EPRA predicts that by 2011 the listed property sector will jump to euro 170.11 billion ($205 billion), largely as a result of a massive wave of property securitization in Germany, which would then make up 31%. Britain would still lead the European market at 43%.
Despite being the largest economy in Europe, Germany has one of the smallest listed property markets in the region with only three companies in the benchmark FTSE EPRA/NAREIT real estate equities index. The value of Germany's real estate, by contrast, is by far the largest in Europe at euro 7.05 trillion ($8.5 trillion), with only euro 389 billion ($470 billion) held by institutional property investors. Obviously, the opportunity to repackage these buildings in securitizations is significant, the study said.
The Initiative Finanzplatz Deutscheland, the main industry group lobbying for the introduction of REITs in Germany, expects that euro 124.47 billion ($150 billion) of domestic real estate will be floated within listed companies in the next five years. "A German REIT introduction, combined with the announced abolition in June 2005 of a penalty tax for German investors who hold foreign property stocks, will lead to a revolution in the German property sector in the coming five to 10 years," Max Berkelder, research director at leading Dutch property stockbroker Kempen & Co., was quoted as saying in the study.
In Britain, the government is addressing three key issues over the introduction of REITs, EPRA said. These include: ensuring that gearing is not used to manipulate returns and avoid tax; ensuring compliance with double taxation treaty obligations without the loss of tax revenue; determining how a conversion charge on companies that assume REIT status would apply to internal asset transfers.

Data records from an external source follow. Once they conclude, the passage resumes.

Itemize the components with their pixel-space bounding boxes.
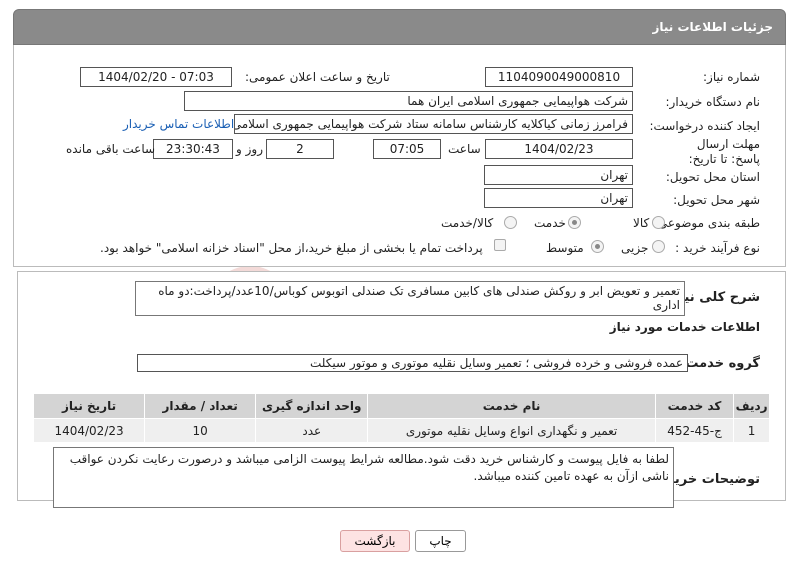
city-field: تهران (484, 188, 633, 208)
col-header-need-date: تاریخ نیاز (32, 393, 146, 419)
cell-service-name: تعمیر و نگهداری انواع وسایل نقلیه موتوری (367, 418, 656, 443)
creator-field: فرامرز زمانی کیاکلایه کارشناس سامانه ستا… (234, 114, 633, 134)
process-option-minor: جزیی (621, 241, 649, 255)
category-option-goods-service: کالا/خدمت (441, 216, 494, 230)
print-button[interactable]: چاپ (415, 530, 466, 552)
col-header-unit: واحد اندازه گیری (255, 393, 369, 419)
buyer-label: نام دستگاه خریدار: (665, 95, 761, 109)
col-header-service-name: نام خدمت (367, 393, 656, 419)
col-header-service-code: کد خدمت (654, 393, 735, 419)
treasury-payment-note: پرداخت تمام یا بخشی از مبلغ خرید،از محل … (100, 241, 483, 255)
announce-datetime-field: 1404/02/20 - 07:03 (80, 67, 232, 87)
deadline-time-label: ساعت (448, 142, 481, 156)
deadline-time-field: 07:05 (373, 139, 441, 159)
process-label: نوع فرآیند خرید : (675, 241, 760, 255)
services-section-title: اطلاعات خدمات مورد نیاز (609, 320, 760, 334)
category-radio-service[interactable] (568, 216, 581, 229)
province-field: تهران (484, 165, 633, 185)
cell-need-date: 1404/02/23 (32, 418, 146, 443)
page-title: جزئیات اطلاعات نیاز (652, 20, 773, 34)
cell-row-number: 1 (733, 418, 770, 443)
category-option-goods: کالا (633, 216, 650, 230)
table-header-row: ردیف کد خدمت نام خدمت واحد اندازه گیری ت… (32, 393, 770, 419)
treasury-payment-checkbox[interactable] (494, 239, 506, 251)
col-header-quantity: تعداد / مقدار (144, 393, 257, 419)
buyer-contact-link[interactable]: اطلاعات تماس خریدار (123, 117, 234, 131)
city-label: شهر محل تحویل: (673, 193, 760, 207)
deadline-date-field: 1404/02/23 (485, 139, 633, 159)
category-label: طبقه بندی موضوعی: (653, 216, 760, 230)
deadline-label: مهلت ارسال پاسخ: تا تاریخ: (688, 137, 760, 166)
remaining-time-label: ساعت باقی مانده (66, 142, 156, 156)
cell-service-code: ج-45-452 (654, 418, 735, 443)
category-option-service: خدمت (534, 216, 566, 230)
remaining-time-field: 23:30:43 (153, 139, 233, 159)
buyer-field: شرکت هواپیمایی جمهوری اسلامی ایران هما (184, 91, 633, 111)
announce-label: تاریخ و ساعت اعلان عمومی: (245, 70, 390, 84)
process-radio-minor[interactable] (652, 240, 665, 253)
need-number-field: 1104090049000810 (485, 67, 633, 87)
panel-header: جزئیات اطلاعات نیاز (13, 9, 786, 45)
category-radio-goods[interactable] (652, 216, 665, 229)
summary-textarea[interactable]: تعمیر و تعویض ابر و روکش صندلی های کابین… (135, 281, 685, 316)
service-group-label: گروه خدمت: (680, 356, 760, 371)
province-label: استان محل تحویل: (665, 170, 760, 184)
category-radio-goods-service[interactable] (504, 216, 517, 229)
table-row: 1 ج-45-452 تعمیر و نگهداری انواع وسایل ن… (32, 418, 770, 443)
cell-quantity: 10 (144, 418, 257, 443)
service-group-field: عمده فروشی و خرده فروشی ؛ تعمیر وسایل نق… (137, 354, 688, 372)
services-table: ردیف کد خدمت نام خدمت واحد اندازه گیری ت… (32, 393, 770, 443)
deadline-days-label: روز و (236, 142, 263, 156)
creator-label: ایجاد کننده درخواست: (649, 119, 760, 133)
process-option-medium: متوسط (546, 241, 584, 255)
buyer-notes-textarea[interactable]: لطفا به فایل پیوست و کارشناس خرید دقت شو… (53, 447, 674, 508)
process-radio-medium[interactable] (591, 240, 604, 253)
cell-unit: عدد (255, 418, 369, 443)
col-header-row-number: ردیف (733, 393, 770, 419)
deadline-days-field: 2 (266, 139, 334, 159)
need-number-label: شماره نیاز: (703, 70, 760, 84)
back-button[interactable]: بازگشت (340, 530, 410, 552)
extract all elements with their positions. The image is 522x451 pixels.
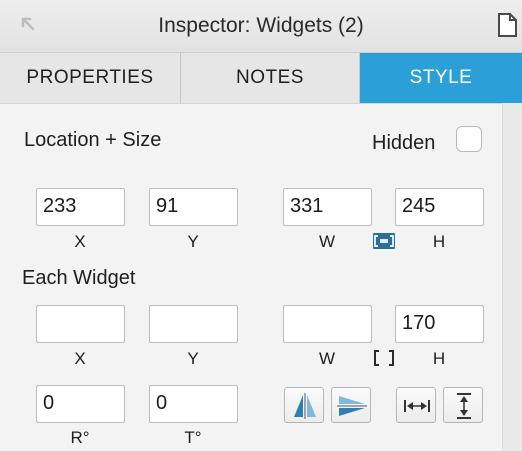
tab-style[interactable]: STYLE (360, 53, 522, 103)
title-bar: Inspector: Widgets (2) (0, 0, 522, 53)
widget-h-label: H (432, 349, 446, 368)
tab-properties[interactable]: PROPERTIES (0, 53, 181, 103)
distribute-vertical-button[interactable] (443, 387, 483, 423)
widget-w-label: W (318, 349, 336, 368)
location-x-label: X (74, 232, 86, 251)
hidden-checkbox[interactable] (456, 126, 482, 152)
flip-horizontal-button[interactable] (284, 387, 324, 423)
document-icon[interactable] (496, 12, 520, 38)
tilt-label: T° (184, 428, 202, 447)
hidden-label: Hidden (372, 132, 436, 154)
tab-notes[interactable]: NOTES (181, 53, 360, 103)
widget-x-field[interactable] (36, 305, 125, 343)
rotation-field[interactable]: 0 (36, 385, 125, 423)
widget-h-field[interactable]: 170 (395, 305, 484, 343)
size-h-label: H (432, 232, 446, 251)
location-y-field[interactable]: 91 (149, 188, 238, 226)
window-title: Inspector: Widgets (2) (158, 14, 364, 37)
size-w-field[interactable]: 331 (283, 188, 372, 226)
size-h-field[interactable]: 245 (395, 188, 484, 226)
aspect-unlock-icon[interactable] (372, 348, 396, 368)
distribute-horizontal-button[interactable] (396, 387, 436, 423)
size-w-label: W (318, 232, 336, 251)
widget-y-field[interactable] (149, 305, 238, 343)
aspect-lock-icon[interactable] (372, 231, 396, 251)
location-y-label: Y (187, 232, 199, 251)
widget-x-label: X (74, 349, 86, 368)
widget-y-label: Y (187, 349, 199, 368)
tilt-field[interactable]: 0 (149, 385, 238, 423)
scrollbar[interactable] (502, 103, 522, 450)
each-widget-heading: Each Widget (22, 267, 136, 289)
location-x-field[interactable]: 233 (36, 188, 125, 226)
tab-bar: PROPERTIES NOTES STYLE (0, 53, 522, 103)
location-size-heading: Location + Size (24, 129, 162, 151)
rotation-label: R° (70, 428, 90, 447)
widget-w-field[interactable] (283, 305, 372, 343)
flip-vertical-button[interactable] (331, 387, 371, 423)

In the Netherlands, discussions are underway between the finance ministry and domestic fund and real estate industry associations on an overhaul of fund investment rules, which have REIT-like features. The aim is to make the rules more appealing to foreign investors with a so-called "luxury version," which would be closer to Luxembourg's attractive fiscal-investment structure, to stem the flow of funds from the Netherlands.